Bij besluit van 31 oktober 2017 heeft het college aan appellant een voorschot toegekend van € 120,-. Bij besluit van 21 november 2017 heeft het college nogmaals een voorschot toegekend van € 350,-.
1.4.
Het college heeft vervolgens een onderzoek ingesteld naar de woon- en leefsituatie van appellant. Aanleiding daartoe was dat op het opgegeven adres acht personen staan ingeschreven in het BRP , terwijl de woning slechts een vier kamerwoning is met een oppervlakte van 92 m2. Bovendien heeft appellant te kennen gegeven niet altijd op het opgegeven adres te slapen. In het kader van het onderzoek heeft het college appellant op
28 november 2017 uitgenodigd voor een gesprek op 29 november 2017 op kantoor. Appellant is hierbij verzocht een opgave van zijn verblijfadressen mee te brengen. Appellant is niet op het gesprek verschenen en heeft de gevraagde opgave van verblijfadressen niet overgelegd. Bij brief van 29 november 2017 heeft het college appellant uitgenodigd voor een gesprek op
1 december 2017 en weer verzocht een opgave van verblijfadressen mee te brengen. Appellant is ook op dit gesprek niet verschenen en heeft de opgave van verblijfadressen niet overgelegd. De bevindingen van het onderzoek zijn neergelegd in een rapport van 1 december 2017.
1.5.
Bij besluit van 4 december 2017 (besluit 1) heeft het college de aanvraag om bijstand afgewezen op de grond dat appellant geen medewerking heeft verleend aan de oproepen om op gesprek te verschijnen. Hierdoor is niet vast te stellen of hij in bijstandbehoevende omstandigheden verkeert.
1.6.
Bij besluit van 6 december 2017 (besluit 2) heeft het college de aan appellant verstrekte voorschotten teruggevorderd.
1.7.
Bij besluit van 4 april 2018 (bestreden besluit) heeft het college de bezwaren tegen besluit 1 en besluit 2 ongegrond verklaard.
2. Bij de aangevallen uitspraak heeft de rechtbank het beroep tegen het bestreden besluit ongegrond verklaard.
3. In hoger beroep heeft appellant zich op hierna te bespreken gronden tegen de aangevallen uitspraak gekeerd.

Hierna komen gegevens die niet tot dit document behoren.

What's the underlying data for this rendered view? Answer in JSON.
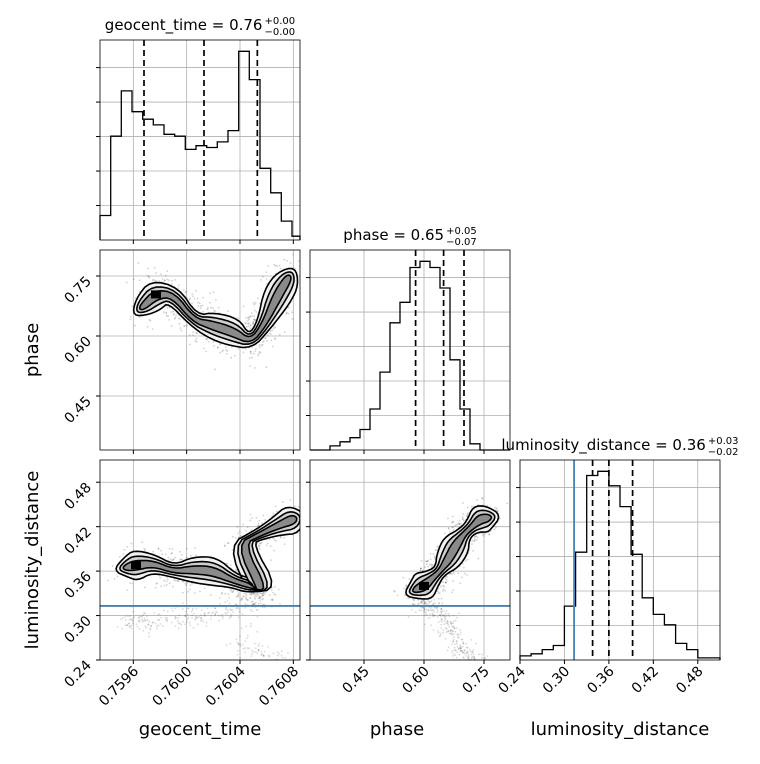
{
  "chart_data": {
    "type": "corner",
    "parameters": [
      "geocent_time",
      "phase",
      "luminosity_distance"
    ],
    "titles": {
      "geocent_time": {
        "label": "geocent_time",
        "value": "0.76",
        "plus": "+0.00",
        "minus": "−0.00"
      },
      "phase": {
        "label": "phase",
        "value": "0.65",
        "plus": "+0.05",
        "minus": "−0.07"
      },
      "luminosity_distance": {
        "label": "luminosity_distance",
        "value": "0.36",
        "plus": "+0.03",
        "minus": "−0.02"
      }
    },
    "axes": {
      "geocent_time": {
        "range": [
          0.75935,
          0.76085
        ],
        "ticks": [
          0.7596,
          0.76,
          0.7604,
          0.7608
        ],
        "tick_labels": [
          "0.7596",
          "0.7600",
          "0.7604",
          "0.7608"
        ]
      },
      "phase": {
        "range": [
          0.315,
          0.815
        ],
        "ticks": [
          0.45,
          0.6,
          0.75
        ],
        "tick_labels": [
          "0.45",
          "0.60",
          "0.75"
        ]
      },
      "luminosity_distance": {
        "range": [
          0.24,
          0.51
        ],
        "ticks": [
          0.24,
          0.3,
          0.36,
          0.42,
          0.48
        ],
        "tick_labels": [
          "0.24",
          "0.30",
          "0.36",
          "0.42",
          "0.48"
        ]
      }
    },
    "histograms": {
      "geocent_time": {
        "edges": [
          0.75935,
          0.75943,
          0.75951,
          0.75959,
          0.75967,
          0.75975,
          0.75983,
          0.75991,
          0.75999,
          0.76007,
          0.76015,
          0.76023,
          0.76031,
          0.76039,
          0.76047,
          0.76055,
          0.76063,
          0.76071,
          0.76079,
          0.76085
        ],
        "counts": [
          0.13,
          0.55,
          0.79,
          0.68,
          0.64,
          0.61,
          0.56,
          0.55,
          0.48,
          0.5,
          0.49,
          0.52,
          0.58,
          1.0,
          0.85,
          0.38,
          0.25,
          0.1,
          0.02
        ],
        "quantiles": [
          0.75968,
          0.76013,
          0.76053
        ]
      },
      "phase": {
        "edges": [
          0.315,
          0.34,
          0.365,
          0.39,
          0.415,
          0.44,
          0.465,
          0.49,
          0.515,
          0.54,
          0.565,
          0.59,
          0.615,
          0.64,
          0.665,
          0.69,
          0.715,
          0.74,
          0.765,
          0.79,
          0.815
        ],
        "counts": [
          0.0,
          0.0,
          0.02,
          0.04,
          0.06,
          0.1,
          0.2,
          0.38,
          0.62,
          0.72,
          0.89,
          0.92,
          0.89,
          0.79,
          0.44,
          0.2,
          0.03,
          0.0,
          0.0,
          0.0
        ],
        "quantiles": [
          0.579,
          0.649,
          0.7
        ]
      },
      "luminosity_distance": {
        "edges": [
          0.24,
          0.255,
          0.27,
          0.285,
          0.3,
          0.315,
          0.33,
          0.345,
          0.36,
          0.375,
          0.39,
          0.405,
          0.42,
          0.435,
          0.45,
          0.465,
          0.48,
          0.495,
          0.51
        ],
        "counts": [
          0.02,
          0.03,
          0.05,
          0.07,
          0.26,
          0.52,
          0.89,
          0.91,
          0.84,
          0.74,
          0.51,
          0.3,
          0.22,
          0.17,
          0.08,
          0.05,
          0.01,
          0.01
        ],
        "quantiles": [
          0.338,
          0.36,
          0.392
        ],
        "truth": 0.313
      }
    },
    "truths": {
      "luminosity_distance": 0.313
    },
    "joint": {
      "phase_vs_geocent_time": {
        "points": [
          [
            0.75967,
            0.673
          ],
          [
            0.75977,
            0.704
          ],
          [
            0.7599,
            0.703
          ],
          [
            0.76005,
            0.64
          ],
          [
            0.76018,
            0.628
          ],
          [
            0.76035,
            0.61
          ],
          [
            0.76048,
            0.585
          ],
          [
            0.76058,
            0.628
          ],
          [
            0.76068,
            0.7
          ],
          [
            0.76076,
            0.744
          ]
        ],
        "spread": [
          4e-05,
          0.02
        ]
      },
      "luminosity_distance_vs_geocent_time": {
        "points": [
          [
            0.75955,
            0.365
          ],
          [
            0.75962,
            0.368
          ],
          [
            0.75975,
            0.37
          ],
          [
            0.7599,
            0.36
          ],
          [
            0.76005,
            0.362
          ],
          [
            0.7602,
            0.36
          ],
          [
            0.76035,
            0.347
          ],
          [
            0.76048,
            0.34
          ],
          [
            0.76058,
            0.331
          ],
          [
            0.7604,
            0.396
          ],
          [
            0.76055,
            0.41
          ],
          [
            0.76068,
            0.421
          ],
          [
            0.7608,
            0.43
          ]
        ],
        "spread": [
          4e-05,
          0.008
        ]
      },
      "luminosity_distance_vs_phase": {
        "points": [
          [
            0.58,
            0.335
          ],
          [
            0.6,
            0.34
          ],
          [
            0.62,
            0.35
          ],
          [
            0.64,
            0.36
          ],
          [
            0.66,
            0.375
          ],
          [
            0.68,
            0.395
          ],
          [
            0.7,
            0.41
          ],
          [
            0.72,
            0.42
          ],
          [
            0.74,
            0.43
          ],
          [
            0.76,
            0.432
          ]
        ],
        "spread": [
          0.015,
          0.007
        ]
      }
    },
    "grid": true,
    "contours": {
      "levels": 3,
      "style": "black outline with grayscale density fill"
    }
  }
}
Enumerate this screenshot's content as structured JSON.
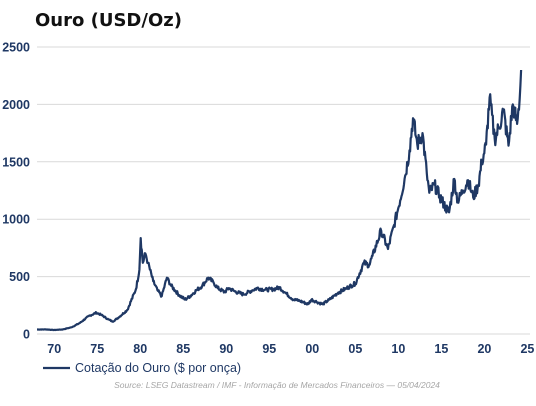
{
  "chart_data": {
    "type": "line",
    "title": "Ouro (USD/Oz)",
    "xlabel": "",
    "ylabel": "",
    "ylim": [
      0,
      2500
    ],
    "xlim": [
      1968,
      2025.3
    ],
    "yticks": [
      0,
      500,
      1000,
      1500,
      2000,
      2500
    ],
    "xtick_labels": [
      "70",
      "75",
      "80",
      "85",
      "90",
      "95",
      "00",
      "05",
      "10",
      "15",
      "20",
      "25"
    ],
    "xtick_years": [
      1970,
      1975,
      1980,
      1985,
      1990,
      1995,
      2000,
      2005,
      2010,
      2015,
      2020,
      2025
    ],
    "grid": "horizontal",
    "legend_position": "bottom-left",
    "color": "#1f3864",
    "source": "Source: LSEG Datastream / IMF - Informação de Mercados Financeiros — 05/04/2024",
    "series": [
      {
        "name": "Cotação do Ouro ($ por onça)",
        "points": [
          [
            1968.0,
            39
          ],
          [
            1969.0,
            40
          ],
          [
            1970.0,
            35
          ],
          [
            1971.0,
            40
          ],
          [
            1972.0,
            58
          ],
          [
            1973.0,
            97
          ],
          [
            1974.0,
            155
          ],
          [
            1974.9,
            186
          ],
          [
            1975.5,
            165
          ],
          [
            1976.3,
            127
          ],
          [
            1976.8,
            108
          ],
          [
            1977.5,
            145
          ],
          [
            1978.5,
            210
          ],
          [
            1979.5,
            390
          ],
          [
            1979.9,
            560
          ],
          [
            1980.05,
            835
          ],
          [
            1980.3,
            620
          ],
          [
            1980.6,
            700
          ],
          [
            1980.9,
            620
          ],
          [
            1981.5,
            460
          ],
          [
            1982.0,
            380
          ],
          [
            1982.5,
            330
          ],
          [
            1983.1,
            490
          ],
          [
            1983.6,
            420
          ],
          [
            1984.5,
            340
          ],
          [
            1985.2,
            300
          ],
          [
            1985.8,
            330
          ],
          [
            1986.5,
            380
          ],
          [
            1987.2,
            420
          ],
          [
            1987.9,
            490
          ],
          [
            1988.5,
            450
          ],
          [
            1989.0,
            400
          ],
          [
            1989.8,
            365
          ],
          [
            1990.3,
            400
          ],
          [
            1991.0,
            370
          ],
          [
            1992.0,
            345
          ],
          [
            1993.0,
            380
          ],
          [
            1993.6,
            400
          ],
          [
            1994.5,
            385
          ],
          [
            1995.5,
            390
          ],
          [
            1996.2,
            405
          ],
          [
            1997.0,
            350
          ],
          [
            1997.8,
            300
          ],
          [
            1998.5,
            290
          ],
          [
            1999.5,
            260
          ],
          [
            1999.9,
            300
          ],
          [
            2000.5,
            280
          ],
          [
            2001.2,
            260
          ],
          [
            2002.0,
            300
          ],
          [
            2003.0,
            360
          ],
          [
            2004.0,
            400
          ],
          [
            2005.0,
            440
          ],
          [
            2006.0,
            620
          ],
          [
            2006.6,
            600
          ],
          [
            2007.0,
            680
          ],
          [
            2008.0,
            900
          ],
          [
            2008.8,
            740
          ],
          [
            2009.5,
            950
          ],
          [
            2010.0,
            1100
          ],
          [
            2010.8,
            1380
          ],
          [
            2011.3,
            1600
          ],
          [
            2011.7,
            1880
          ],
          [
            2012.2,
            1650
          ],
          [
            2012.8,
            1750
          ],
          [
            2013.3,
            1400
          ],
          [
            2013.6,
            1230
          ],
          [
            2014.2,
            1300
          ],
          [
            2014.8,
            1200
          ],
          [
            2015.5,
            1100
          ],
          [
            2015.9,
            1060
          ],
          [
            2016.5,
            1350
          ],
          [
            2016.9,
            1150
          ],
          [
            2017.5,
            1250
          ],
          [
            2018.1,
            1340
          ],
          [
            2018.7,
            1190
          ],
          [
            2019.3,
            1300
          ],
          [
            2019.7,
            1500
          ],
          [
            2020.2,
            1650
          ],
          [
            2020.6,
            2060
          ],
          [
            2021.2,
            1700
          ],
          [
            2021.7,
            1800
          ],
          [
            2022.2,
            1950
          ],
          [
            2022.8,
            1640
          ],
          [
            2023.3,
            2000
          ],
          [
            2023.8,
            1830
          ],
          [
            2024.1,
            2050
          ],
          [
            2024.27,
            2300
          ]
        ]
      }
    ]
  }
}
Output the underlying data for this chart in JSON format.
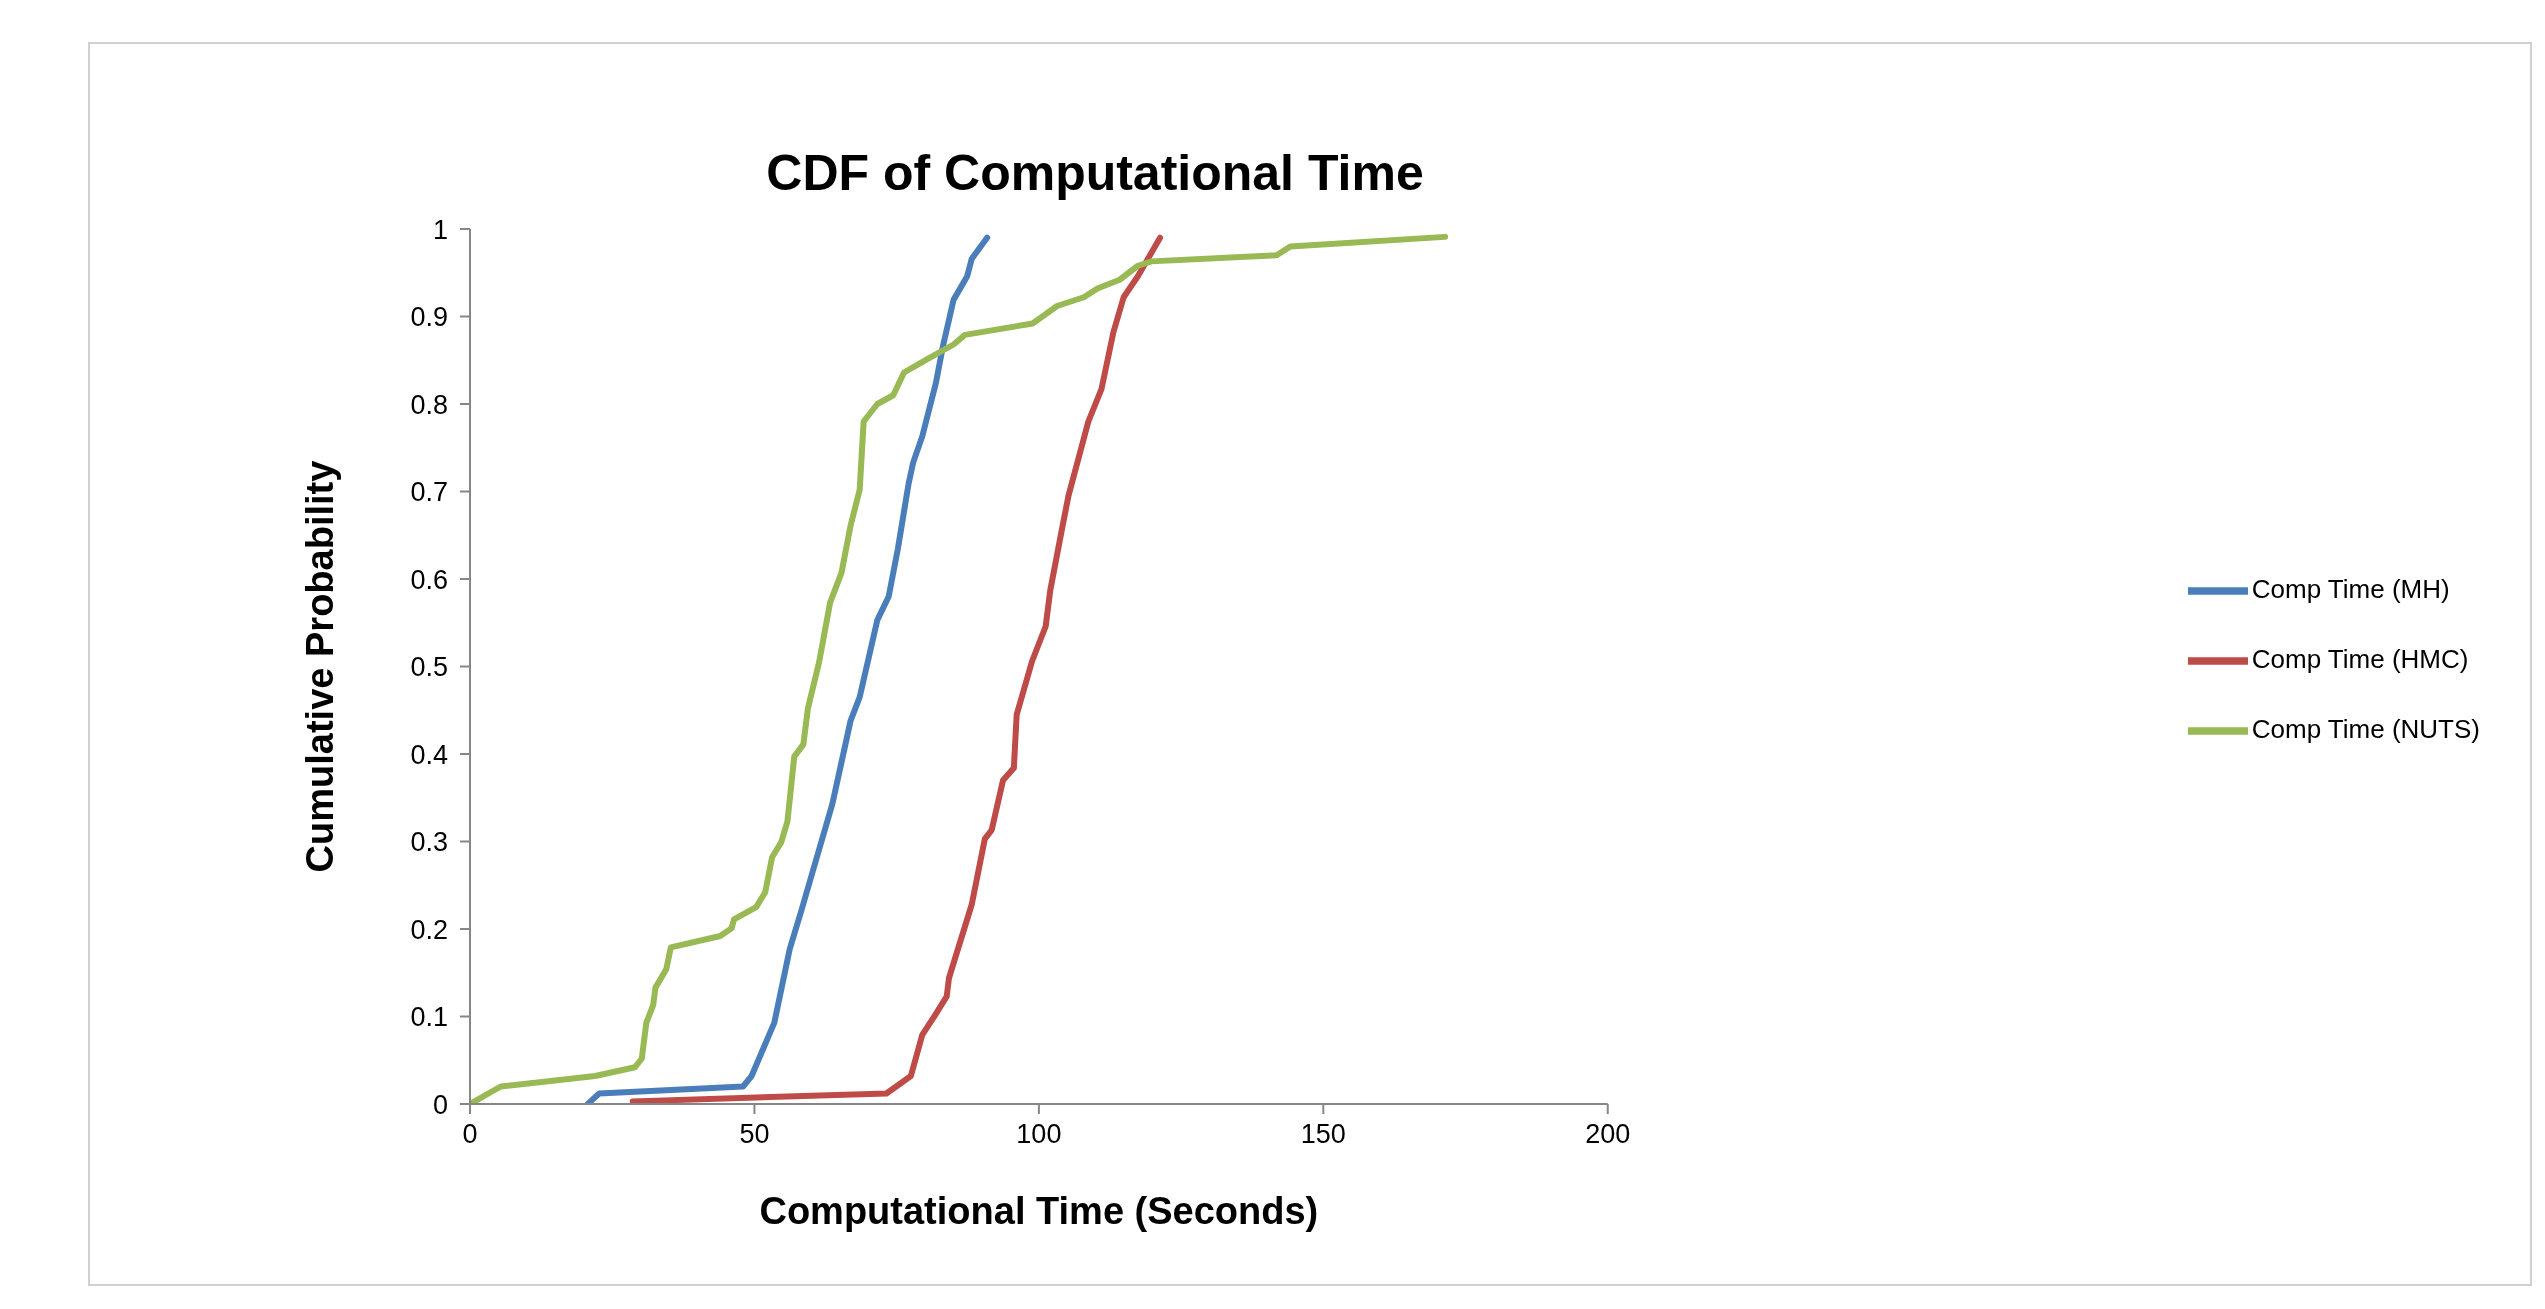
{
  "chart_data": {
    "type": "line",
    "title": "CDF of Computational Time",
    "xlabel": "Computational Time (Seconds)",
    "ylabel": "Cumulative Probability",
    "xlim": [
      0,
      200
    ],
    "xticks": [
      0,
      50,
      100,
      150,
      200
    ],
    "ylim": [
      0,
      1
    ],
    "yticks": [
      0,
      0.1,
      0.2,
      0.3,
      0.4,
      0.5,
      0.6,
      0.7,
      0.8,
      0.9,
      1
    ],
    "grid": false,
    "legend": "right",
    "marker": "none",
    "line_style": "solid",
    "series": [
      {
        "name": "Comp Time (MH)",
        "color": "#4a7ebb",
        "x": [
          20.7,
          22.7,
          48,
          49.5,
          53.5,
          56.2,
          58.2,
          63.7,
          66.9,
          68.5,
          71.6,
          73.6,
          75.2,
          77.1,
          77.9,
          79.5,
          81.9,
          83.1,
          85,
          87.4,
          88.2,
          90.9
        ],
        "values": [
          0,
          0.012,
          0.02,
          0.032,
          0.093,
          0.177,
          0.22,
          0.343,
          0.438,
          0.465,
          0.553,
          0.58,
          0.634,
          0.709,
          0.733,
          0.763,
          0.824,
          0.865,
          0.919,
          0.946,
          0.966,
          0.99
        ]
      },
      {
        "name": "Comp Time (HMC)",
        "color": "#be4b48",
        "x": [
          28.6,
          73.2,
          77.5,
          79.5,
          81.9,
          83.8,
          84.2,
          88.2,
          90.5,
          91.7,
          93.7,
          95.6,
          96.1,
          98.8,
          101.2,
          102,
          104,
          105.2,
          108.7,
          111,
          113.1,
          114.9,
          117.4,
          121.3
        ],
        "values": [
          0.003,
          0.012,
          0.032,
          0.079,
          0.103,
          0.123,
          0.144,
          0.228,
          0.303,
          0.313,
          0.37,
          0.384,
          0.445,
          0.506,
          0.546,
          0.587,
          0.655,
          0.695,
          0.78,
          0.817,
          0.882,
          0.922,
          0.946,
          0.99
        ]
      },
      {
        "name": "Comp Time (NUTS)",
        "color": "#98b954",
        "x": [
          0,
          5.4,
          22,
          29,
          30.2,
          31,
          32.2,
          32.6,
          34.5,
          35.3,
          44,
          46,
          46.4,
          50.3,
          51.9,
          53.1,
          54.7,
          55.8,
          57,
          58.6,
          59.4,
          61.4,
          63.3,
          65.3,
          66.9,
          68.5,
          69.2,
          71.6,
          74.4,
          76.3,
          80.3,
          85,
          87,
          98.9,
          103.2,
          107.9,
          110.3,
          114.2,
          117.4,
          119.8,
          141.8,
          144.2,
          171.4
        ],
        "values": [
          0,
          0.02,
          0.032,
          0.042,
          0.052,
          0.093,
          0.113,
          0.133,
          0.154,
          0.179,
          0.192,
          0.201,
          0.211,
          0.225,
          0.242,
          0.282,
          0.299,
          0.323,
          0.397,
          0.411,
          0.452,
          0.506,
          0.573,
          0.607,
          0.661,
          0.702,
          0.78,
          0.8,
          0.81,
          0.836,
          0.851,
          0.868,
          0.879,
          0.892,
          0.912,
          0.922,
          0.932,
          0.942,
          0.958,
          0.963,
          0.97,
          0.98,
          0.991
        ]
      }
    ]
  }
}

4. De Raad komt tot de volgende beoordeling.
4.1.
De te beoordelen periode loopt van 5 juli 2017, de beoogde ingangsdatum van bijstand, tot en met 4 december 2017, de datum van het besluit waarbij het college de aanvraag heeft afgewezen.
4.2.
Het gaat in dit geding om een besluit tot afwijzing van een aanvraag om bijstand. Een aanvrager moet in het algemeen de feiten en omstandigheden aannemelijk maken die nopen tot inwilliging van die aanvraag. In dat kader moet de aanvrager de nodige duidelijkheid verschaffen en volledige opening van zaken geven. Vervolgens is het aan het bijstandverlenend orgaan om in het kader van de onderzoeksplicht deze inlichtingen op juistheid en volledigheid te controleren. Indien de betrokkene niet aan de wettelijke inlichtingen- of medewerkingsverplichting voldoet, is dit een grond voor weigering van de bijstand indien als gevolg daarvan het recht op bijstand niet kan worden vastgesteld.
4.3.
Niet in geschil is dat appellant niet op de gesprekken van 29 november 2017 en
1 december 2017 is verschenen en niet de gevraagde opgave van verblijfadressen heeft overgelegd. Ook is niet in geschil dat de gevraagde gegevens van belang zijn voor het vaststellen van het recht op bijstand. Appellant heeft zich op het standpunt gesteld dat hij de uitnodigingen voor de gesprekken niet heeft ontvangen. Daarbij heeft appellant gewezen op het feit dat hij bij de aanvraag om bijstand heeft vermeld dat hij op het opgegeven adres staat ingeschreven, maar niet op dit adres woont.
4.4.
Deze beroepsgrond slaagt niet. Niet in geschil is dat een handhavingsspecialist van de gemeente de uitnodigingen op het door appellant opgegeven adres persoonlijk heeft bezorgd, op welk adres appellant ten tijde van de bezorging ook stond ingeschreven. Appellant heeft het college niet bericht dat hij niet langer op dit adres verbleef en ook niet dat hij niet (meer) per post op dit adres bereikbaar was. Voor zover appellant op een ander adres zou verblijven, had hij dit tijdig aan het college bekend moeten maken. Met de rechtbank wordt geoordeeld dat, zolang appellant geen adreswijziging heeft doorgegeven aan het college, het tot zijn verantwoordelijkheid behoort zorg te dragen voor de ontvangst van zijn post. Appellant heeft dit nagelaten.
4.5.
Anders dan appellant heeft betoogd, bestond voor het college geen verplichting appellant na zijn aanvraag door te verwijzen naar het Daklozenloket. Appellant heeft, zo blijkt uit het aanvraagformulier, een reguliere aanvraag om bijstand ingediend. Een betrokkene die aanspraak op bijstand wenst te maken, is zelf verantwoordelijk voor de inhoud van de daartoe strekkende aanvraag. Bovendien beschikte appellant ten tijde van de aanvraag over een vast, zij het tijdelijk, adres waar hij ook stond ingeschreven in de BRP. Met de rechtbank wordt geoordeeld dat er geen aanknopingspunten waren om appellant door te verwijzen naar het Daklozenloket.
4.6.
Tegen de terugvordering van de verstrekte voorschotten heeft appellant geen zelfstandige gronden aangevoerd.
4.7.
Uit 4.1 tot en met 4.6 volgt dat het hoger beroep niet slaagt. De aangevallen uitspraak wordt daarom bevestigd.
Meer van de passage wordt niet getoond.